Was uns gut gelungen ist, ist das neue Café Alte Feuerwehr in Stammheim. Bevor ich kam, war meine Stelle acht Monate lang nicht besetzt. Die Bürgerschaft und Vereinsvorstände standen bei dem Café-Projekt schon in den Startlöchern. Aber die Verwaltung litt unter personellen Engpässen. Es war anstrengend, bis wir dann alles geregelt hatten. Aber jetzt läuft´s und die Leute sind extrem dankbar. Wenn die Projekte erfolgreich laufen und die Menschen die Entwicklung anerkennen, das stimmt mich zufrieden.
Spotlight: An welchen aktuellen Projekten arbeiten Sie in den beiden Teilorten, für die Sie zuständig sind?
Im Teilort Stammheim gestalten wir den Vorplatz der Ortsverwaltung neu. Das war ein langer Kampf, die Konzeption mit der Umgestaltung der ganzen Hauptstraße stammt bereits aus dem Jahr 2008. Es wurde aber lange nichts umgesetzt und fand wieder auf die Agenda, nachdem ich Ortsvorsteherin wurde. Jetzt ziehen wir es durch, Fertigstellung diesen Sommer/Herbst.
Außerdem entwickeln wir ein Neubaugebiet und treiben den Glasfaserausbau voran. Wenn gebaut wird, wenn Straßen gesperrt werden, dann gibt es immer etwas Aufruhr in der Bevölkerung. Aber wenn dann alles nach Plan läuft, entspannt es sich wieder. Aktuell habe ich das Gefühl: es läuft.
Mit der Digitalisierung der Stadtverwaltung geht es in Calw sehr gut voran. Das sorgt für eine enorme Erleichterung. Früher schleppte ich immer eine Tasche voller Akten mit mir. Die Abteilung Liegenschaften ist eine der ersten, deren Akten digitalisiert wurden, denn uns beschäftigen extrem viele Altvorgänge, wir müssen ständig etwas überprüfen. Weil ich meinen Arbeitsplatz mehrfach pro Woche wechsle, kann ich nicht ständig all diese Unterlagen mit mir tragen. Schwer vorstellbar, wie das meine Vorgänger dennoch bewerkstelligten.
Eine schöne, wiederkehrende Aufgabe der Ortsvorsteherin ist es, das Fleckenfest alle zwei Jahre zu organisieren. Da werden viele Vereine aktiv, was ich zu koordinieren habe, ohne jemanden zu benachteiligen oder zu verärgern. Welche Gruppe bietet was an? Wie teilen wir die Kosten auf? Das 2023er Fest war klasse. Alle Akteure waren durchweg mit dem Ergebnis zufrieden, auch mit den Einnahmen. Ich weiß die Bedeutung ehrenamtlichen Engagements zu schätzen und fördere es gerne nach Kräften.
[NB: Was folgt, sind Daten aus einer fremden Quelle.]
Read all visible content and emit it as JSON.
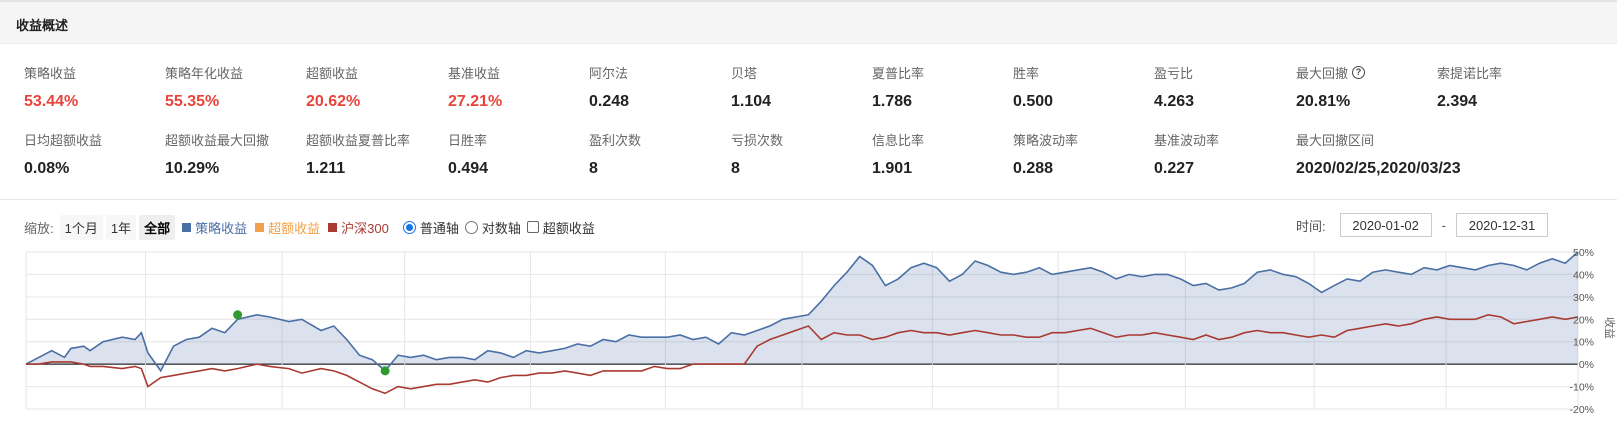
{
  "header": {
    "title": "收益概述"
  },
  "metrics_row1": [
    {
      "label": "策略收益",
      "value": "53.44%",
      "color": "red"
    },
    {
      "label": "策略年化收益",
      "value": "55.35%",
      "color": "red"
    },
    {
      "label": "超额收益",
      "value": "20.62%",
      "color": "red"
    },
    {
      "label": "基准收益",
      "value": "27.21%",
      "color": "red"
    },
    {
      "label": "阿尔法",
      "value": "0.248",
      "color": "black"
    },
    {
      "label": "贝塔",
      "value": "1.104",
      "color": "black"
    },
    {
      "label": "夏普比率",
      "value": "1.786",
      "color": "black"
    },
    {
      "label": "胜率",
      "value": "0.500",
      "color": "black"
    },
    {
      "label": "盈亏比",
      "value": "4.263",
      "color": "black"
    },
    {
      "label": "最大回撤",
      "value": "20.81%",
      "color": "black",
      "help": "?"
    },
    {
      "label": "索提诺比率",
      "value": "2.394",
      "color": "black"
    }
  ],
  "metrics_row2": [
    {
      "label": "日均超额收益",
      "value": "0.08%"
    },
    {
      "label": "超额收益最大回撤",
      "value": "10.29%"
    },
    {
      "label": "超额收益夏普比率",
      "value": "1.211"
    },
    {
      "label": "日胜率",
      "value": "0.494"
    },
    {
      "label": "盈利次数",
      "value": "8"
    },
    {
      "label": "亏损次数",
      "value": "8"
    },
    {
      "label": "信息比率",
      "value": "1.901"
    },
    {
      "label": "策略波动率",
      "value": "0.288"
    },
    {
      "label": "基准波动率",
      "value": "0.227"
    },
    {
      "label": "最大回撤区间",
      "value": "2020/02/25,2020/03/23"
    }
  ],
  "toolbar": {
    "zoom_label": "缩放:",
    "zoom_buttons": [
      "1个月",
      "1年",
      "全部"
    ],
    "zoom_active": "全部",
    "legend": [
      {
        "label": "策略收益",
        "color": "#4a6fa5"
      },
      {
        "label": "超额收益",
        "color": "#f0a04b"
      },
      {
        "label": "沪深300",
        "color": "#a83a32"
      }
    ],
    "axis_options": [
      {
        "label": "普通轴",
        "checked": true
      },
      {
        "label": "对数轴",
        "checked": false
      }
    ],
    "excess_checkbox": {
      "label": "超额收益",
      "checked": false
    }
  },
  "time_range": {
    "label": "时间:",
    "start": "2020-01-02",
    "end": "2020-12-31",
    "separator": "-"
  },
  "chart_data": {
    "type": "area",
    "ylabel": "收益",
    "yticks": [
      "50%",
      "40%",
      "30%",
      "20%",
      "10%",
      "0%",
      "-10%",
      "-20%"
    ],
    "ylim": [
      -20,
      50
    ],
    "x": [
      0,
      2,
      4,
      6,
      7,
      9,
      10,
      12,
      15,
      17,
      18,
      19,
      21,
      23,
      25,
      27,
      29,
      31,
      33,
      36,
      38,
      41,
      43,
      46,
      48,
      50,
      52,
      54,
      56,
      58,
      60,
      62,
      64,
      66,
      68,
      70,
      72,
      74,
      76,
      78,
      80,
      82,
      84,
      86,
      88,
      90,
      92,
      94,
      96,
      98,
      100,
      102,
      104,
      106,
      108,
      110,
      112,
      114,
      116,
      118,
      120,
      122,
      124,
      126,
      128,
      130,
      132,
      134,
      136,
      138,
      140,
      142,
      144,
      146,
      148,
      150,
      152,
      154,
      156,
      158,
      160,
      162,
      164,
      166,
      168,
      170,
      172,
      174,
      176,
      178,
      180,
      182,
      184,
      186,
      188,
      190,
      192,
      194,
      196,
      198,
      200,
      202,
      204,
      206,
      208,
      210,
      212,
      214,
      216,
      218,
      220,
      222,
      224,
      226,
      228,
      230,
      232,
      234,
      236,
      238,
      240,
      242
    ],
    "series": [
      {
        "name": "策略收益",
        "color": "#4a6fa5",
        "values": [
          0,
          3,
          6,
          3,
          7,
          8,
          6,
          10,
          12,
          11,
          14,
          5,
          -3,
          8,
          11,
          12,
          16,
          14,
          20,
          22,
          21,
          19,
          20,
          15,
          17,
          11,
          4,
          2,
          -3,
          4,
          3,
          4,
          2,
          3,
          3,
          2,
          6,
          5,
          3,
          6,
          5,
          6,
          7,
          9,
          8,
          11,
          10,
          13,
          12,
          12,
          12,
          13,
          11,
          12,
          9,
          14,
          13,
          15,
          17,
          20,
          21,
          22,
          28,
          35,
          41,
          48,
          44,
          35,
          38,
          43,
          45,
          43,
          37,
          40,
          46,
          44,
          41,
          40,
          41,
          43,
          40,
          41,
          42,
          43,
          41,
          38,
          40,
          39,
          40,
          40,
          38,
          35,
          36,
          33,
          34,
          36,
          41,
          42,
          40,
          39,
          36,
          32,
          35,
          38,
          37,
          41,
          42,
          41,
          40,
          43,
          42,
          44,
          43,
          42,
          44,
          45,
          44,
          42,
          45,
          47,
          45,
          50
        ]
      },
      {
        "name": "沪深300",
        "color": "#a83a32",
        "values": [
          0,
          0,
          1,
          1,
          1,
          0,
          -1,
          -1,
          -2,
          -1,
          -2,
          -10,
          -6,
          -5,
          -4,
          -3,
          -2,
          -3,
          -2,
          0,
          -1,
          -2,
          -4,
          -2,
          -3,
          -5,
          -8,
          -11,
          -13,
          -10,
          -11,
          -10,
          -9,
          -9,
          -8,
          -7,
          -8,
          -6,
          -5,
          -5,
          -4,
          -4,
          -3,
          -4,
          -5,
          -3,
          -3,
          -3,
          -3,
          -1,
          -2,
          -2,
          0,
          0,
          0,
          0,
          0,
          8,
          11,
          13,
          15,
          17,
          11,
          14,
          13,
          13,
          11,
          12,
          14,
          15,
          14,
          14,
          13,
          14,
          15,
          14,
          13,
          13,
          12,
          12,
          14,
          14,
          15,
          16,
          14,
          12,
          13,
          13,
          14,
          13,
          12,
          11,
          13,
          11,
          12,
          14,
          15,
          14,
          14,
          13,
          12,
          13,
          12,
          15,
          16,
          17,
          18,
          17,
          18,
          20,
          21,
          20,
          20,
          20,
          22,
          21,
          18,
          19,
          20,
          21,
          20,
          21
        ]
      }
    ],
    "markers": [
      {
        "series": "策略收益",
        "x": 33,
        "value": 22,
        "color": "#2e9b2e"
      },
      {
        "series": "策略收益",
        "x": 56,
        "value": -3,
        "color": "#2e9b2e"
      }
    ]
  }
}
Spotlight: Mit Ihren Erfahrungen als Ortsvorsteherin und Ihrem ehrenamtlichen politischen Engagement – können Sie sich heute vorstellen, auch als Bürgermeisterin zu kandidieren?
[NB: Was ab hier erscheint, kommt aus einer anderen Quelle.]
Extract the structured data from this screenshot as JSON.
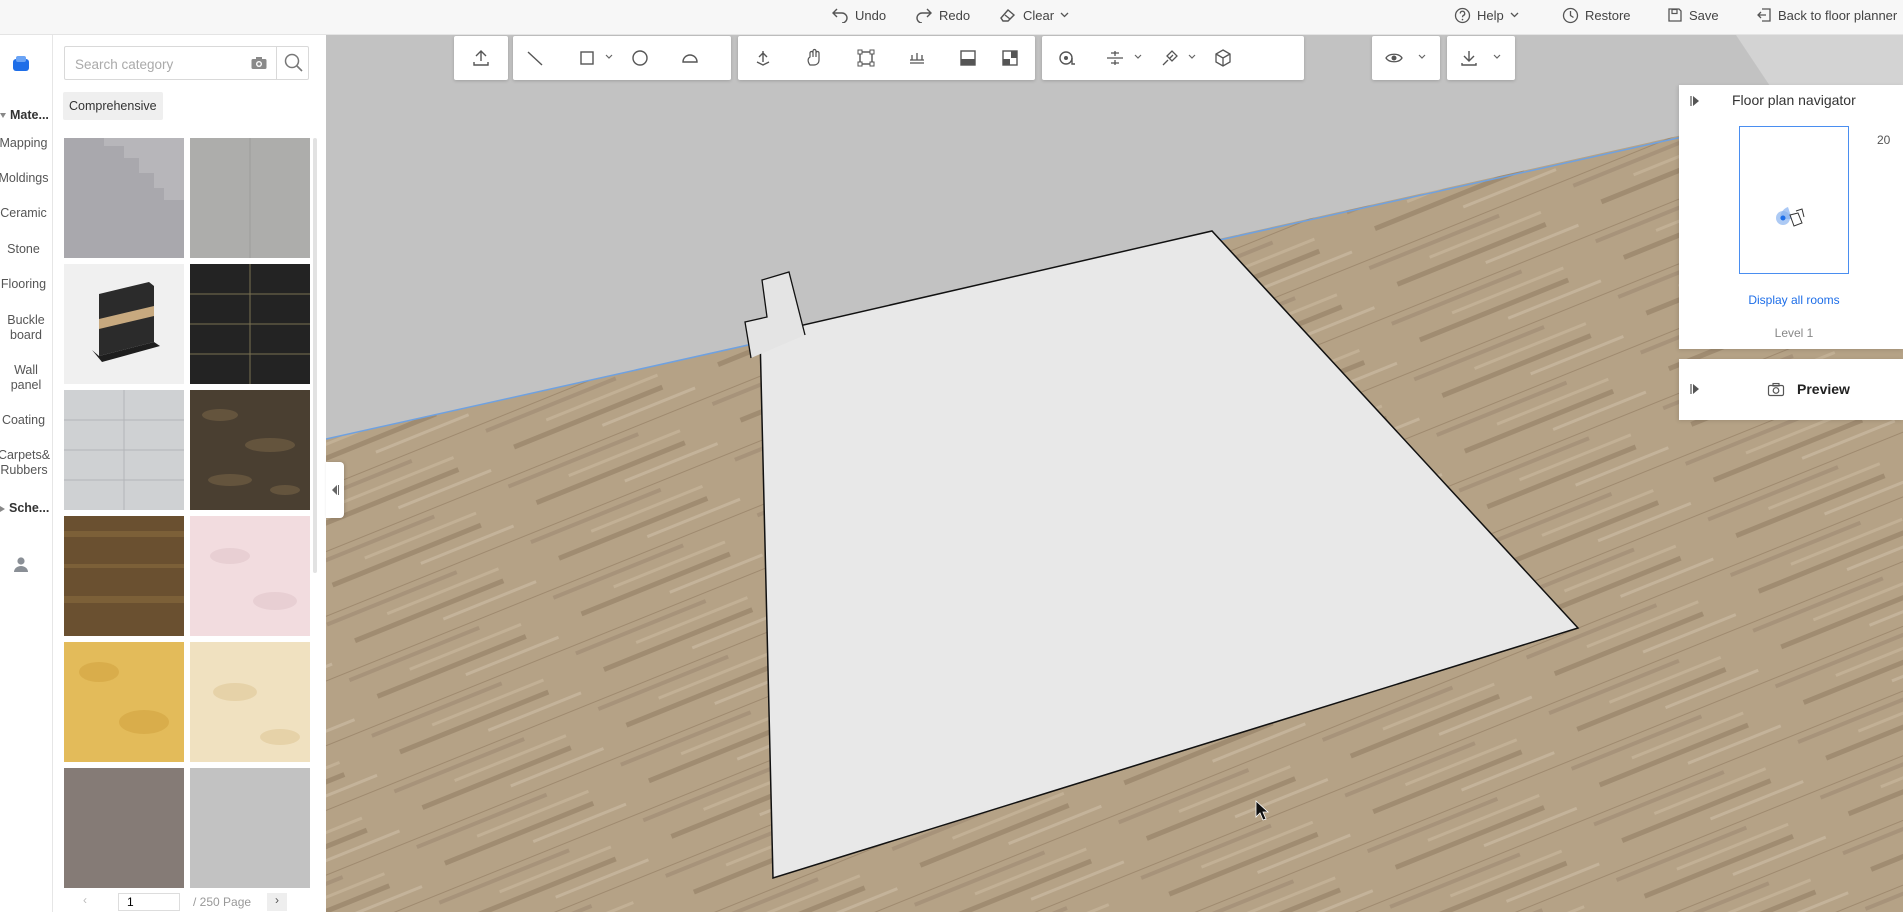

Ja, inzwischen kann ich mir gut vorstellen, Bürgermeisterin zu werden. Weil ich jetzt weiß, was mich in diesem Amt erwartet. Das Verwaltungshandwerk zu studieren ist die Grundlage – aber einen Ort oder eine Kommune zu führen, lernt man nur in der Praxis. Als hauptamtliche Ortsvorsteherin habe ich eine sehr vielseitige Querschnittsaufgabe zu bewältigen, die mich mit allem vertraut macht, womit ich auch als Bürgermeisterin konfrontiert wäre: Verwaltungsgeschäfte führen, Ratssitzungen leiten, mit der Bürgerschaft kommunizieren, eine Kommune repräsentieren.
Das Interview mit Helena Österle führte Barbara Ogbone im März 2024. Zur besseren Verständlichkeit wurde das Interview gekürzt und redigiert.